We learn later on in the movie that Clyde might not be as as innocent as we'd think even before his family gets executed, but his brand of justice certainly has its roots in eye-for-an-eye sentiments. I wasn't given the impression that Clyde "snapped," but at some point, his desire for justice exceeds punishing those who actually perpetrated the crimes against his family and reaches those who he believes stood by and did nothing. At this point, Clyde moves from vigilante to murderer, because he ends up killing those who had nothing to do with his case ten years ago.
Joining Butler and Foxx are Viola Davis, Bruce McGill, Leslie Bibb, Regina Hill, and Colm Meaney, showing that the movie certainly doesn't suffer from talent, but talent alone don't make this one rise up. Instead, it's like we're watching a slaughter flick with a plot... and a plot-twisted hole the size of Philadelphia's City Hall. And we're left with some issues unresolved, even as Rice "learns" from Clyde and ends up using his own methods against him. So, the antihero who cared more about his job and win percentage learns to punish the wicked and spend time with his family.... Does that outweigh the first hour and forty-four minutes?
I know that Clyde has vengeful fantasies that may be "justice" for some, but I found myself thinking that he was someone who got caught up in his own vendetta and lost sight of what was real in the first place. I heard echoes of Jay Leno's interview with Kanye a month ago when Rice asks Clyde, "How would your wife and daughter feel about all this?" Clyde is less repentant, though: he says that they are at a place where they don't feel anything. Obviously, he thinks the only way to make himself feel something is to make others feel worse.
I think that's my "take away" from the movie: too often we think that we'll feel better if we make someone else feel "less." We think we need more of whatever: money, status, power, sex, stuff. We think that'll make us happy and fulfilled. But too often, we find out that jumping into that hole makes us fall farther and farther away from who we want to be.
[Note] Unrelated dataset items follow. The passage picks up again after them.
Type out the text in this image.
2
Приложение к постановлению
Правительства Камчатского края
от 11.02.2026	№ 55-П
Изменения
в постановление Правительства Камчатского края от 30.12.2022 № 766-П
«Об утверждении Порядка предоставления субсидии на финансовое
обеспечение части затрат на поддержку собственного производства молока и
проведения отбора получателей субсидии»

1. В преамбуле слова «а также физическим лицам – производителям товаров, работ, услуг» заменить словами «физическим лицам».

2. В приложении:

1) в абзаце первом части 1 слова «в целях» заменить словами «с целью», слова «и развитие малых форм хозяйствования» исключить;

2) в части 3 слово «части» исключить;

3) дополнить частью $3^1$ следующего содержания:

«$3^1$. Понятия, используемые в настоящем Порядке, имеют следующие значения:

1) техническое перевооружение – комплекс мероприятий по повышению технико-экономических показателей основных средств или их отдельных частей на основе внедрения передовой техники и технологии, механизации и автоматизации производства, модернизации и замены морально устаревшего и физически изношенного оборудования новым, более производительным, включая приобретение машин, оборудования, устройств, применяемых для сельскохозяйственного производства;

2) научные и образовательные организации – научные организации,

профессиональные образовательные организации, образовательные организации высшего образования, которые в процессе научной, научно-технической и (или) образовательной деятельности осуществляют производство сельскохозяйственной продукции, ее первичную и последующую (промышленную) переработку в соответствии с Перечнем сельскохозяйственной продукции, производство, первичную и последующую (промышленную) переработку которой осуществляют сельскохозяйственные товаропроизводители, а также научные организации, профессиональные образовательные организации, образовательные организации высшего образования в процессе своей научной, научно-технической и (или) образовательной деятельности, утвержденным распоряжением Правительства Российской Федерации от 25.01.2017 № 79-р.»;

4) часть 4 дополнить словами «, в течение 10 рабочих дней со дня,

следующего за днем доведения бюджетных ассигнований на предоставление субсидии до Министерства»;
I know (on a much smaller level) that cutting off the driver who cut me off only makes me look foolish, or that lashing out at a family member or co-worker who hurt me only makes me feel worse. Whatever happened to treating others as we wanted to be treated? I know that doesn't make for dramatic film, but somehow,
Law Abiding Citizen didn't sell me on its brand of justice.
Maybe we would be better to act justly, love mercy, and walk humbly with God (Micah 6:8). Those dynamics in the little things (like me behind the wheel) just might change our world view. Can you imagine no more poverty, no more injustice, or no more war? Me neither, but that doesn't stop me from believing that it's possible.